Community Park, Johnson Park, Littlebrook and Riverside all have new LED lighting throughout the schools, including classrooms, hallways, cafeterias, restrooms, and offices, thanks in part to the New Jersey Clean Energy Program (NJCEP). The new LED bulbs provide the similar “cool white” light as the old fluorescent lights, but they last twice as long, are more energy efficient, and will save the district money.

“It’s a win-win. Our staff won’t need to change bulbs nearly as often, and the district gets to lower it’s utility bill,” said Matt Bouldin, Business Administrator at Princeton Public Schools. “We are always looking for ways to reduce our operating costs and implement more sustainable practices."

In addition to new lighting, the district made other energy-saving improvements. Dozens of new HVAC units were installed under the NJCEP's Direct Install Program, replacing inefficient systems that were more than 15 years old. Several mini-splits and a heat pump were replaced with energy-efficient versions, and hot water heaters were upgraded.

The NJCEP's Direct Install Program is a statewide program that helps uncover energy savings in small businesses, nonprofits, and government organizations. It covered 80% of the cost of the district’s upgrades, allowing the district to pay about $114,000 for a $571,000 project.

Taken together, the new lighting and upgrades to the heating and cooling systems mean substantial savings for the district.

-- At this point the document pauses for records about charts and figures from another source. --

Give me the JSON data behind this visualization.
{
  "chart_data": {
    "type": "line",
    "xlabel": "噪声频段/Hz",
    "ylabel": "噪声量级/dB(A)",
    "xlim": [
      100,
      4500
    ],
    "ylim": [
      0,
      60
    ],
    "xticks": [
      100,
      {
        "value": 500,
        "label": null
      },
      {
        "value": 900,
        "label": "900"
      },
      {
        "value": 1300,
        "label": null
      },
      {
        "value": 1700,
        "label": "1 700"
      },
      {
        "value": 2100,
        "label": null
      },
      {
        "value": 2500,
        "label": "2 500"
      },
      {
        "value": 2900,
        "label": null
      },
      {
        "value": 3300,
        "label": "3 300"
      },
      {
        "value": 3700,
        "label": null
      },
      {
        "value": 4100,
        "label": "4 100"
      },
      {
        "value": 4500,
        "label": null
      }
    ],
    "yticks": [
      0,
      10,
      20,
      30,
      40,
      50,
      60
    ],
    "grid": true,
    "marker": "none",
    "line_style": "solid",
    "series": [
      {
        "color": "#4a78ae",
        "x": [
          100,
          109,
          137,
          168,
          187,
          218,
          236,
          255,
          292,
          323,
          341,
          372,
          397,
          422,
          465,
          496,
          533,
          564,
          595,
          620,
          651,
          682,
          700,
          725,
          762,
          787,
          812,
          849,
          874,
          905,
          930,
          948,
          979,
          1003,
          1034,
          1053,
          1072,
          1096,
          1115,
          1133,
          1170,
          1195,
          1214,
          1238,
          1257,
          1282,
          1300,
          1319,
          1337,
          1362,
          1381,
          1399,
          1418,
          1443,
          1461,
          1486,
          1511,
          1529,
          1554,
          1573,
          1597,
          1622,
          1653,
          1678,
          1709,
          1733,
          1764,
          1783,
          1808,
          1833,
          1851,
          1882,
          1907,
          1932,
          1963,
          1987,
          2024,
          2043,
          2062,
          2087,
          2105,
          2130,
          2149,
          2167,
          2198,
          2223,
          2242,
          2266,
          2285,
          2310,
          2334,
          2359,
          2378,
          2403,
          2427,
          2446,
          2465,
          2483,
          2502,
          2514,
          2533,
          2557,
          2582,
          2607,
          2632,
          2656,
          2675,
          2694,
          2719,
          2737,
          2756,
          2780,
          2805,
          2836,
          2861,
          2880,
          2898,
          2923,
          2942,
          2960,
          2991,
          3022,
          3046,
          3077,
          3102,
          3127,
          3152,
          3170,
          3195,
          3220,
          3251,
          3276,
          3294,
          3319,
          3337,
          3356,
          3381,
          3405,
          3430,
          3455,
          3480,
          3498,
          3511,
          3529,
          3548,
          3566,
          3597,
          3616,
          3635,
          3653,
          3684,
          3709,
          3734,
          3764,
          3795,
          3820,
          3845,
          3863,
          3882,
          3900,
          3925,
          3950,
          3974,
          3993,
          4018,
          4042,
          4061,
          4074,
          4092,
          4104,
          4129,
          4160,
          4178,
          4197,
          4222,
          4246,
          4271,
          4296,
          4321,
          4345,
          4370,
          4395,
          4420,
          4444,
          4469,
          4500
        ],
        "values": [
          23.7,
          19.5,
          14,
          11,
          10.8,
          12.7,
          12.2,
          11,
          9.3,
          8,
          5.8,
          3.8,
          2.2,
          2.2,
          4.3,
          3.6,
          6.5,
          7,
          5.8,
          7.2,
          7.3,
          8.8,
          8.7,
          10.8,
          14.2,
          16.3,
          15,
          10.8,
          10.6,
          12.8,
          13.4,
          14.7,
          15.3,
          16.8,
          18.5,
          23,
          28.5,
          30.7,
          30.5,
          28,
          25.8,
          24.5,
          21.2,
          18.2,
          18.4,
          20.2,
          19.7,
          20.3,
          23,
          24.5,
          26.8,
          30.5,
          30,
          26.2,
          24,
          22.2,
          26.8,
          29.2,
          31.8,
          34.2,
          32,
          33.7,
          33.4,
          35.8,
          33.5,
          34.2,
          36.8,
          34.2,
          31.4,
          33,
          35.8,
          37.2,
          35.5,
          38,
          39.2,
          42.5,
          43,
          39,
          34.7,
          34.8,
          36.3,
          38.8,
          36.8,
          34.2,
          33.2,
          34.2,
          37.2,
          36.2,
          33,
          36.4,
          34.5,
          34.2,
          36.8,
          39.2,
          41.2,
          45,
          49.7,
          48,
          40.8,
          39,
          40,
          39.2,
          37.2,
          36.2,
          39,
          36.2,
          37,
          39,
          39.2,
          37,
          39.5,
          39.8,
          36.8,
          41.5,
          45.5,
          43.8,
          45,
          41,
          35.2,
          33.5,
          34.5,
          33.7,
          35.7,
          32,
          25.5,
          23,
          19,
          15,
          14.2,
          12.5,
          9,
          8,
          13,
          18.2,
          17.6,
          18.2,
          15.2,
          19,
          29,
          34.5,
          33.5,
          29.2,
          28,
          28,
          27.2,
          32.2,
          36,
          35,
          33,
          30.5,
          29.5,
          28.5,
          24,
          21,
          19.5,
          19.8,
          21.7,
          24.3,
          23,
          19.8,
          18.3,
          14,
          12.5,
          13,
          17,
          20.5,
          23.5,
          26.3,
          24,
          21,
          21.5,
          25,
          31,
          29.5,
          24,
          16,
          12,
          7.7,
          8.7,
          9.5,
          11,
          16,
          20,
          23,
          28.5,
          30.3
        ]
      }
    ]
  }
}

“The next step is upgrading our building control management system,” said David Harding, Director of Plant and Operations. “We are currently working to get all of our new HVAC units connected to centralized control. A building management system will allow us to monitor, temperature, humidity, and unit operations for improved efficiency across the district, while being more proactive and responsive to our students and staff, and able to monitor and improve our use of electricity.”

“We applaud Princeton Public Schools’ progress on these improvements. Changing light bulbs and making HVAC upgrades may not be the first thing most of us think about when considering how to reduce our impact on the planet, but it has big implications,” said Molly Jones, Executive Director of Sustainable Princeton.

“Two thirds of our local greenhouse gas emission production comes from heating, cooling and electrifying our buildings, so if every property owner made energy efficiency improvements like these, they could lower their annual costs and help to reduce Princeton’s carbon footprint," she said.